Pine has a counter to this, which is that her own deceptions caused the death of his friend, which is fair enough, but doesn’t do much to remedy the situation. After a bit of flirty back and forth – we know Pine only has eyes for Teddy – Roxana says she won’t ask anything of Pine again. He tells her to stay put in her family’s abandoned home and not do anything drastic.
She doesn’t listen. The Night Manager Season 2, Episode 5 ends with Roxana turning herself over to Roper, who introduces himself with some very theatrical threats about what might happen to her if she tries to double-cross him. The implication here is that she’s selling Pine out, retribution for how he deceived her. But she could also be playing the long game. We’ll have to wait and see.
Pine and Roper, Face to Face
In one of the more effectively dramatic scenes of the episode, Pine summons Roper to a meeting so they can catch up. And by “catch up,” I mean politely threaten each other. Both men have an offer for the other. Pine’s is that Roper turns himself in and brings down his collaborators. Roper’s is that Pine takes $50 million as hush money and gets out of Dodge. There’s never really any suggestion that either man will agree, but I suppose one has to ask.
Pine promises to call Roper on a burner the next morning. Either he turns himself in, or his entire operation is taken down, even though he currently lacks all the pieces to pull that off. Again, there’s no real sense that Roper will listen. But these two have very good chemistry, and it’s great to see Tom Hiddleston and Hugh Laurie act opposite each other in such close proximity again.
Sometimes the ends justify the means.
Pine Flips Teddy
Pine’s next impromptu meeting invite is for Teddy. He needs Teddy onside to be able to stop Roper’s plans, since the shipment is all present and correct and ready to make its way to its final destination. From there, a blackout and a civil war will follow. That can’t happen, so Pine takes drastic measures.
These measures include playing Teddy a recording of Roper’s conversation with Sandy Langbourne, the one where they speculated about having Teddy killed because he’s a lunatic who isn’t fit for civilised company. Pine tells him about Danny and Roper’s planned return to England, where his sprawling country pile won’t have a room for Teddy. Diego Calva is superb here, building real sympathy for Teddy by selling his profound sense of betrayal. He’s similarly good in a subsequent scene wherein he reconnects with his estranged sister, Clara.
It seems like Teddy is now on Team Good Guys.
Not the Dogs!
Back at his compound, Roper finds the listening device hidden in the guard dog’s collar, which tips him off that someone is listening nearby.

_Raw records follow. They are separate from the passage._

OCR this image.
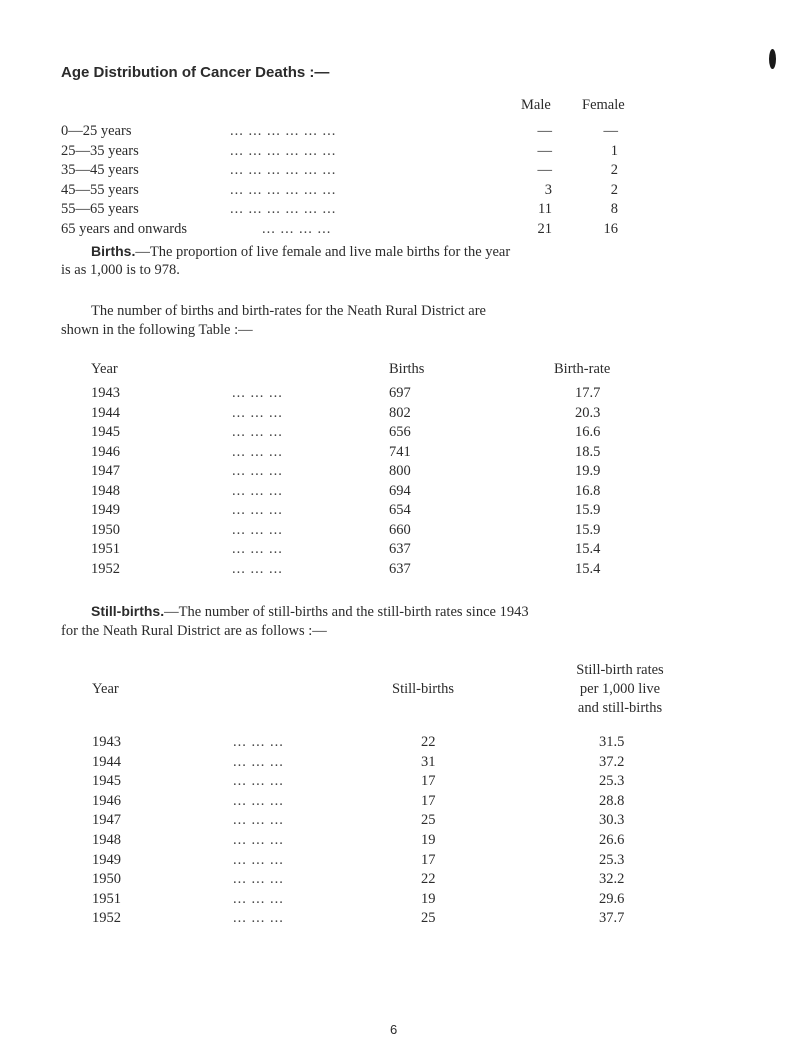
Age Distribution of Cancer Deaths :—
Male Female
0—25 years	... ... ... ... ... ...	—	—
25—35 years	... ... ... ... ... ...	—	1
35—45 years	... ... ... ... ... ...	—	2
45—55 years	... ... ... ... ... ...	3	2
55—65 years	... ... ... ... ... ...	11	8
65 years and onwards	... ... ... ...	21	16
Births.—The proportion of live female and live male births for the year
is as 1,000 is to 978.
The number of births and birth-rates for the Neath Rural District are
shown in the following Table :—
Year	Births	Birth-rate
1943	... ... ...	697	17.7
1944	... ... ...	802	20.3
1945	... ... ...	656	16.6
1946	... ... ...	741	18.5
1947	... ... ...	800	19.9
1948	... ... ...	694	16.8
1949	... ... ...	654	15.9
1950	... ... ...	660	15.9
1951	... ... ...	637	15.4
1952	... ... ...	637	15.4
Still-births.—The number of still-births and the still-birth rates since 1943
for the Neath Rural District are as follows :—
Still-birth rates
Year	Still-births	per 1,000 live
and still-births
1943	... ... ...	22	31.5
1944	... ... ...	31	37.2
1945	... ... ...	17	25.3
1946	... ... ...	17	28.8
1947	... ... ...	25	30.3
1948	... ... ...	19	26.6
1949	... ... ...	17	25.3
1950	... ... ...	22	32.2
1951	... ... ...	19	29.6
1952	... ... ...	25	37.7
6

He rallies his security personnel to comb the immediate area for the spy. Martin is just about able to escape, but it’s a close call.

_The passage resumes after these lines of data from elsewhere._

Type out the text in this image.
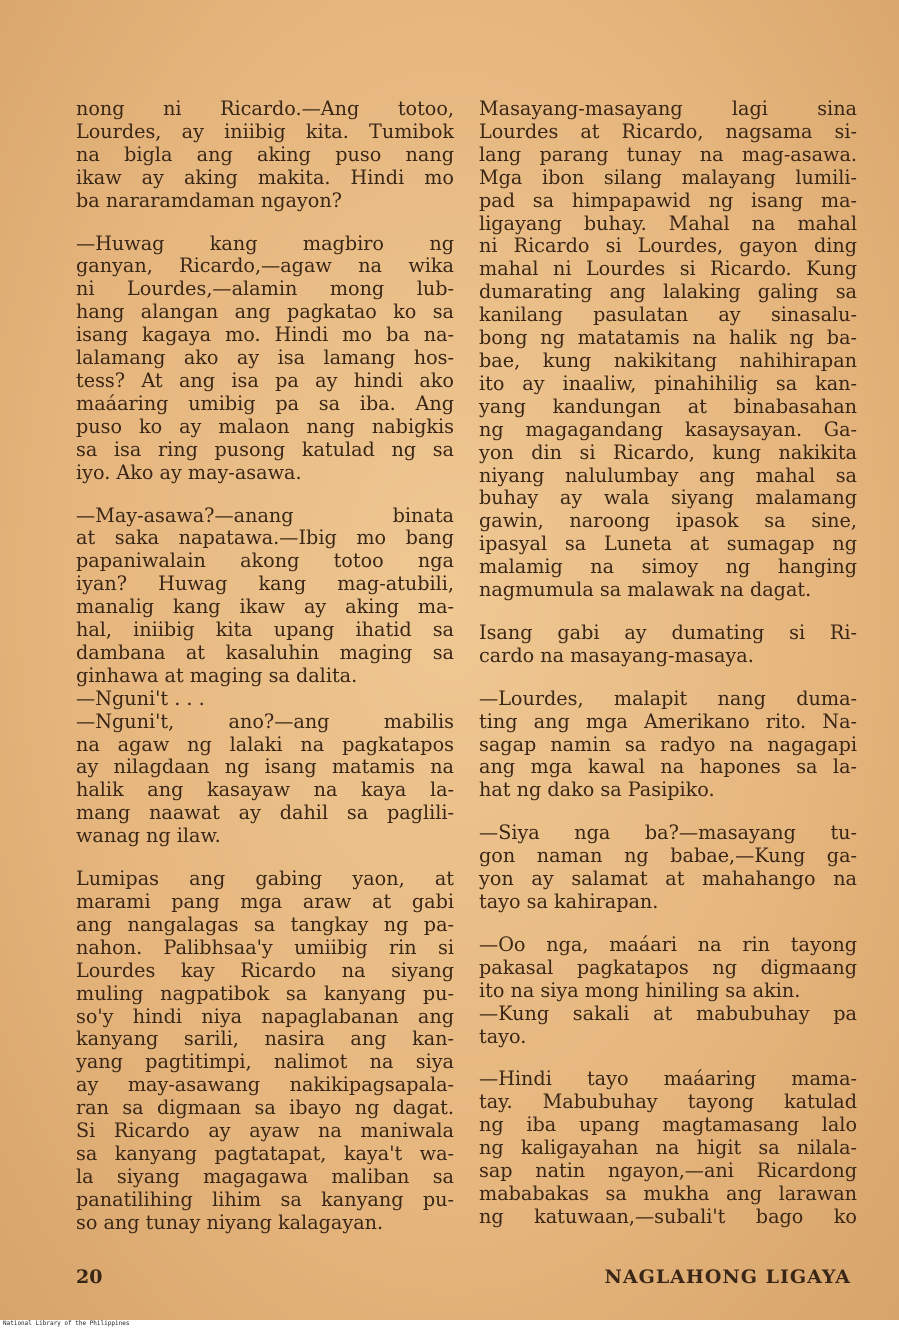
nong ni Ricardo.—Ang totoo,
Lourdes, ay iniibig kita. Tumibok
na bigla ang aking puso nang
ikaw ay aking makita. Hindi mo
ba nararamdaman ngayon?

—Huwag kang magbiro ng
ganyan, Ricardo,—agaw na wika
ni Lourdes,—alamin mong lub-
hang alangan ang pagkatao ko sa
isang kagaya mo. Hindi mo ba na-
lalamang ako ay isa lamang hos-
tess? At ang isa pa ay hindi ako
maáaring umibig pa sa iba. Ang
puso ko ay malaon nang nabigkis
sa isa ring pusong katulad ng sa
iyo. Ako ay may-asawa.

—May-asawa?—anang binata
at saka napatawa.—Ibig mo bang
papaniwalain akong totoo nga
iyan? Huwag kang mag-atubili,
manalig kang ikaw ay aking ma-
hal, iniibig kita upang ihatid sa
dambana at kasaluhin maging sa
ginhawa at maging sa dalita.

—Nguni't . . .

—Nguni't, ano?—ang mabilis
na agaw ng lalaki na pagkatapos
ay nilagdaan ng isang matamis na
halik ang kasayaw na kaya la-
mang naawat ay dahil sa paglili-
wanag ng ilaw.

Lumipas ang gabing yaon, at
marami pang mga araw at gabi
ang nangalagas sa tangkay ng pa-
nahon. Palibhsaa'y umiibig rin si
Lourdes kay Ricardo na siyang
muling nagpatibok sa kanyang pu-
so'y hindi niya napaglabanan ang
kanyang sarili, nasira ang kan-
yang pagtitimpi, nalimot na siya
ay may-asawang nakikipagsapala-
ran sa digmaan sa ibayo ng dagat.
Si Ricardo ay ayaw na maniwala
sa kanyang pagtatapat, kaya't wa-
la siyang magagawa maliban sa
panatilihing lihim sa kanyang pu-
so ang tunay niyang kalagayan.

Masayang-masayang lagi sina
Lourdes at Ricardo, nagsama si-
lang parang tunay na mag-asawa.
Mga ibon silang malayang lumili-
pad sa himpapawid ng isang ma-
ligayang buhay. Mahal na mahal
ni Ricardo si Lourdes, gayon ding
mahal ni Lourdes si Ricardo. Kung
dumarating ang lalaking galing sa
kanilang pasulatan ay sinasalu-
bong ng matatamis na halik ng ba-
bae, kung nakikitang nahihirapan
ito ay inaaliw, pinahihilig sa kan-
yang kandungan at binabasahan
ng magagandang kasaysayan. Ga-
yon din si Ricardo, kung nakikita
niyang nalulumbay ang mahal sa
buhay ay wala siyang malamang
gawin, naroong ipasok sa sine,
ipasyal sa Luneta at sumagap ng
malamig na simoy ng hanging
nagmumula sa malawak na dagat.

Isang gabi ay dumating si Ri-
cardo na masayang-masaya.

—Lourdes, malapit nang duma-
ting ang mga Amerikano rito. Na-
sagap namin sa radyo na nagagapi
ang mga kawal na hapones sa la-
hat ng dako sa Pasipiko.

—Siya nga ba?—masayang tu-
gon naman ng babae,—Kung ga-
yon ay salamat at mahahango na
tayo sa kahirapan.

—Oo nga, maáari na rin tayong
pakasal pagkatapos ng digmaang
ito na siya mong hiniling sa akin.

—Kung sakali at mabubuhay pa
tayo.

—Hindi tayo maáaring mama-
tay. Mabubuhay tayong katulad
ng iba upang magtamasang lalo
ng kaligayahan na higit sa nilala-
sap natin ngayon,—ani Ricardong
mababakas sa mukha ang larawan
ng katuwaan,—subali't bago ko

20	NAGLAHONG LIGAYA
National Library of the Philippines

Furious, Roper kills his three dogs, which is classic villain stuff. You should have known as soon as you saw him being all sensitive and doting with them that they’d be on the chopping block to prove his villainy.
The point of this is to show how volatile Roper is when he doesn’t get his way, so you can only imagine how annoyed he’ll be when he realizes that Teddy has turned on him, which he very much seems to have done. After finding the British passport and housing estate brochure that confirms everything Pine said was true, Teddy sends him multiple photos of the plane he needs to intercept. The mission is on. But there’s still plenty of scope for things to go badly wrong in the finale.